The EU Microsoft Decision(s)

The decision(s) handed down by the European Union Court of First Instance this week have brought cheers from MS competitors, for historically good reasons: all of them have found themselves deprived of access to data or procedures (API calls, etc.) which hobbled them in the marketplace, vs. MS’ own product offerings, the latter of which were often derivative, reverse-engineered, or plain copies of others’ work.

On this basis, which is the only one discussed in news I’ve seen in the last day or so, MS deserves to have lost the 2004-based case and appeal.


There is more to this finding than meets the eye, and, in the end, I think the EU has made a serious mistake in its findings.

First, let’s separate the two complaints, since they are radically different from each other.

In one, MS is accused of bundling its media player, for free, with its OS, thereby harming the economic prospects of competitiveproducts such as RealNetworks.’ (There is a side claim that MS also prevented Real and others from obtaining proper technical access that would allow their products to perform on a technically flat competitive landscape.)

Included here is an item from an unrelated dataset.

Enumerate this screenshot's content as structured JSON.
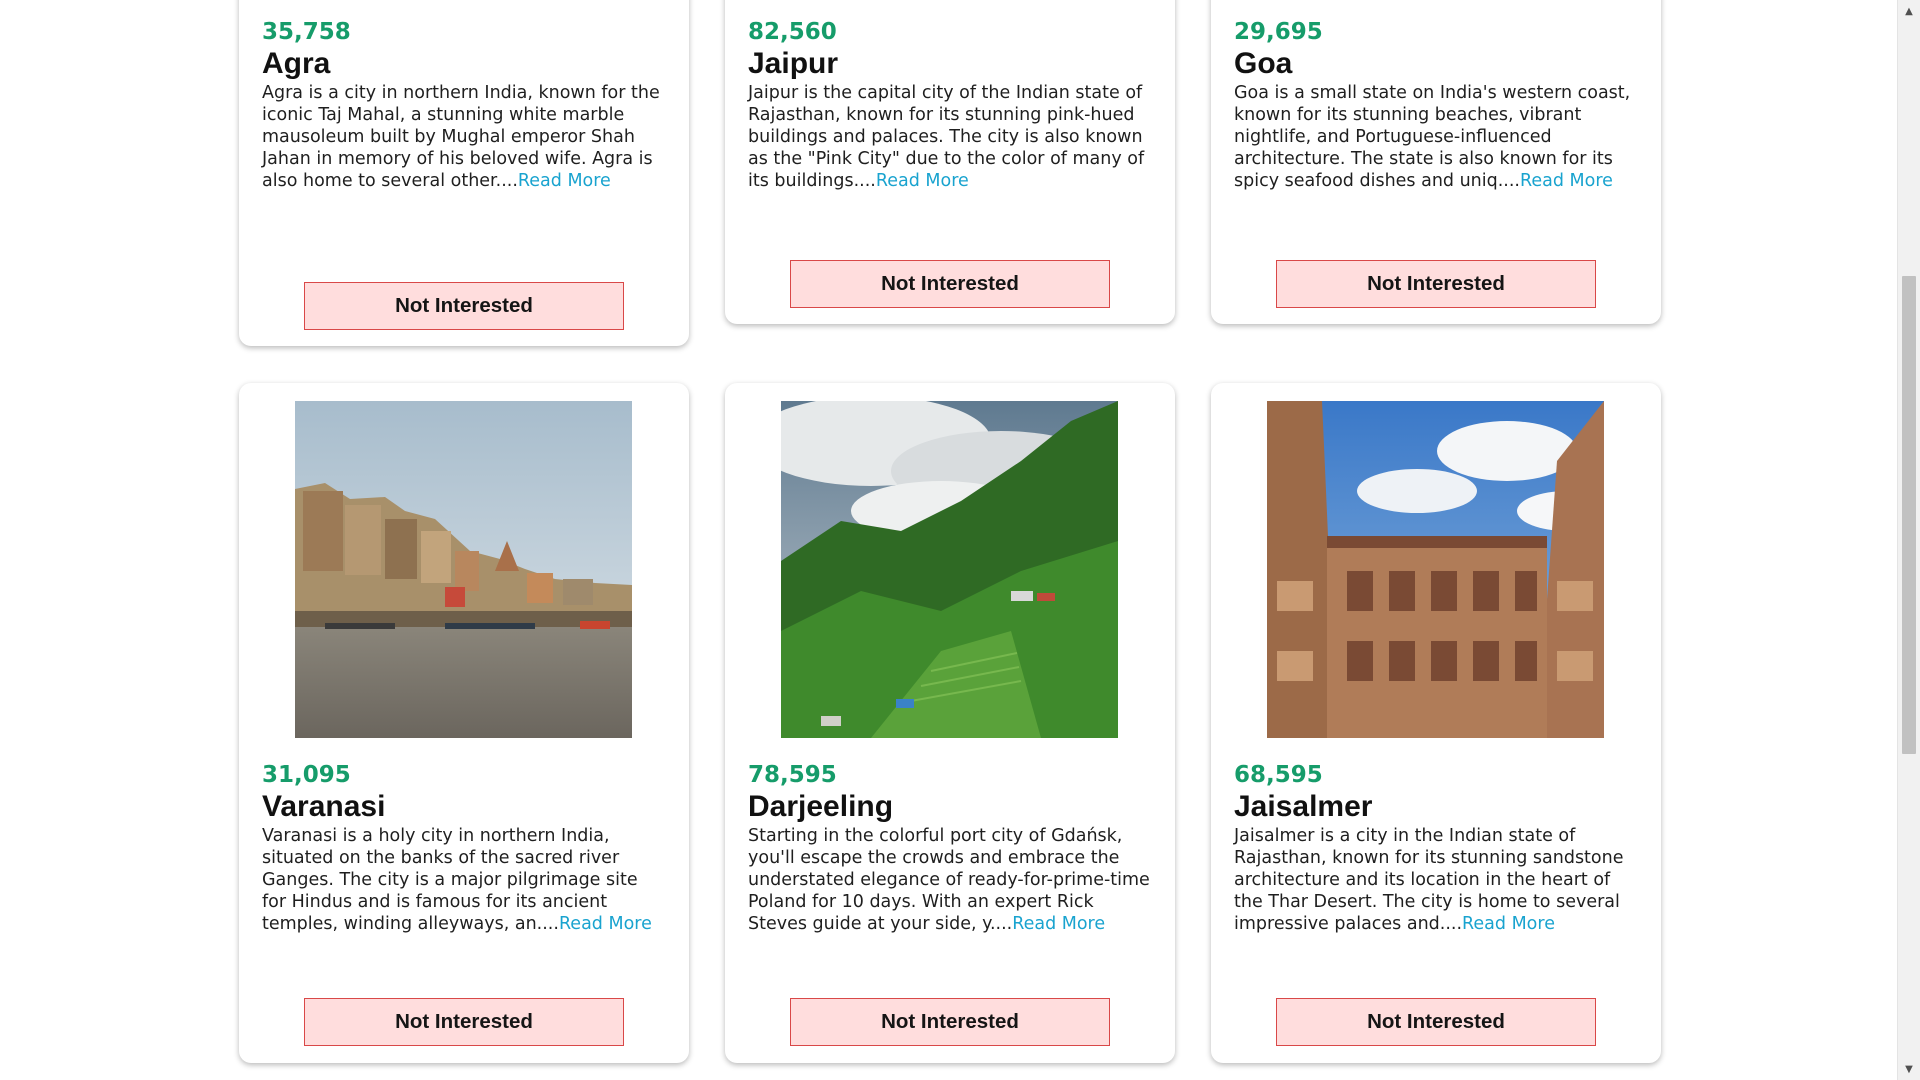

In the second, MS is accused of preventing server software interoperability by competitors, again by not releasing complete (or useable) documentation for achieving a technically flat competitive landscape, and / or for charging for this data, when, because of its monopolistic status, the data should be free.

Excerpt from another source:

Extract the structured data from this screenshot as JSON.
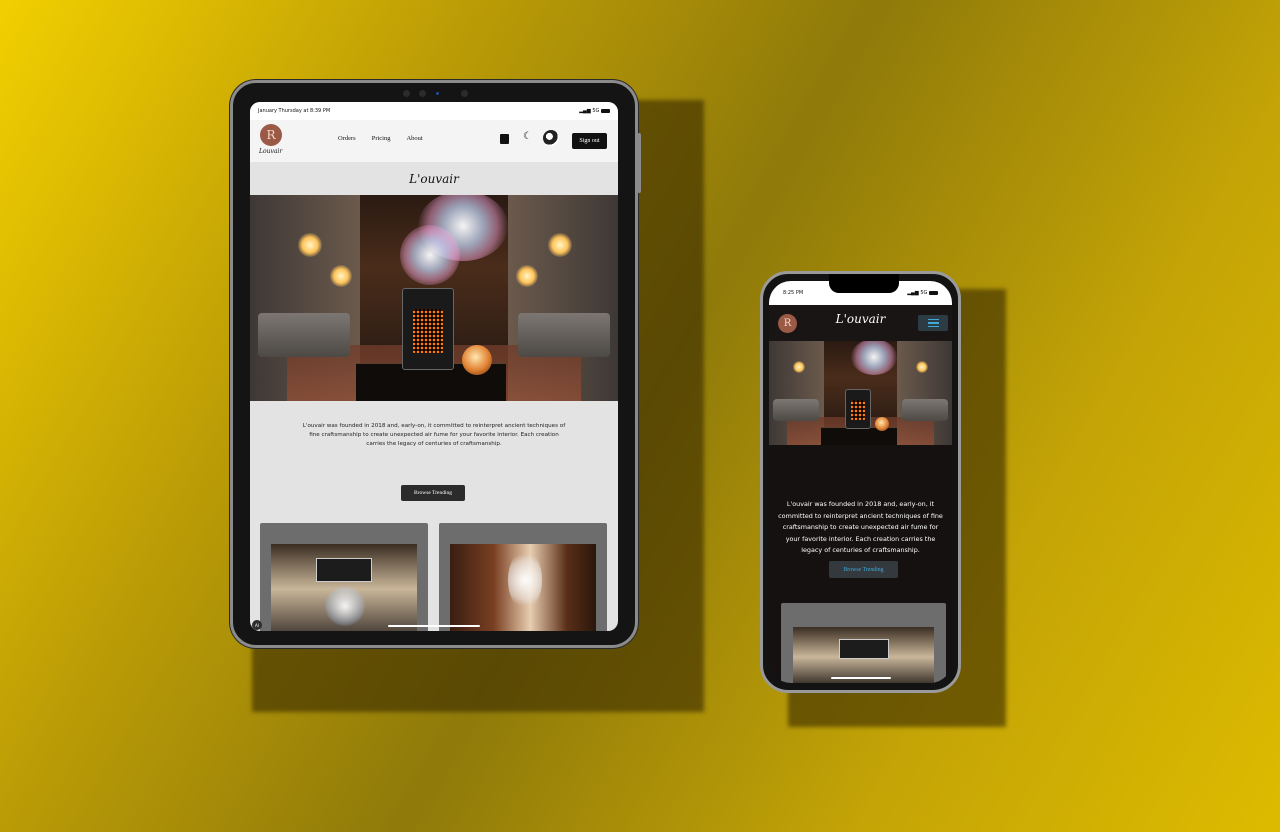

I think there is little question that MS, as a monopolist in operating systems, is beholden to provide the data described above. To the degree that, then or now, it has not or does not, it should pay the remedies and change its behavior. This, after all, is the cost of being a monopolist.

On the other hand, the EU appears to be ruling that bundling of new products is, a priori, somehow illegal. Worse, according to reports from Nellie Kroes and others, the fact that MS gained market share in server software during the last three years is taken as proof of illegal activity.

This is both illogical, and legally wrong.

There are three reasons why MS may have legally gained share, and none of them were addressed publicly by the court or its officers (I have not read the “War and Peace” doc from the court, and ask for forgiveness if in fact such issues are addressed within).

1. The product is free as bundled. Customers will always prefer “free” over not free products, and accept them.

2. The product is made by the same engineering team. Customers will always tend to prefer products made by the same team, since it implies fewer interoperability issues, a huge and important customer benefit.

3. The product is supported by the same team. Similar but different from 2, this means that future security patches, updates and versions will all (theoretically) work together, something generally not true for separately sourced products.

The court is about to find itself ruling against monopolies being allowed to ship either any new products, or any new competitive products, and there is no legal basis for such a position, either in Europe or elsewhere.

The court is also about to find itself ruling against monopolies gaining market share, whether in old or new markets, and again, there is no legal basis for such a position, either in Europe or elsewhere.

Because of this danger, the court, in my opinion, has put itself into a position of serious legal jeopardy. Worse, it makes the EU itself appear anti-US, or in some other way (anti-MS?) vengeful, rather than wise.

Of course the competitors are cheering, but they’ve had a rough time from truly illegal behavior.

Both they, and the EU, should be aware of the danger of the current finding.

What should MS do? I would recommend that they do just as they have done in the last couple of days: appear and act contrite in general, pay the fines, accept most of the legal blame being sent their way – and then challenge the court in appeal, on the issues raised above. Monopolies can make and bundle new products, and monopolies can gain market share.

If the courts choose to fight them over either question, MS will ultimately prevail, and the EU will come out looking like trade warriors instead of fair judges.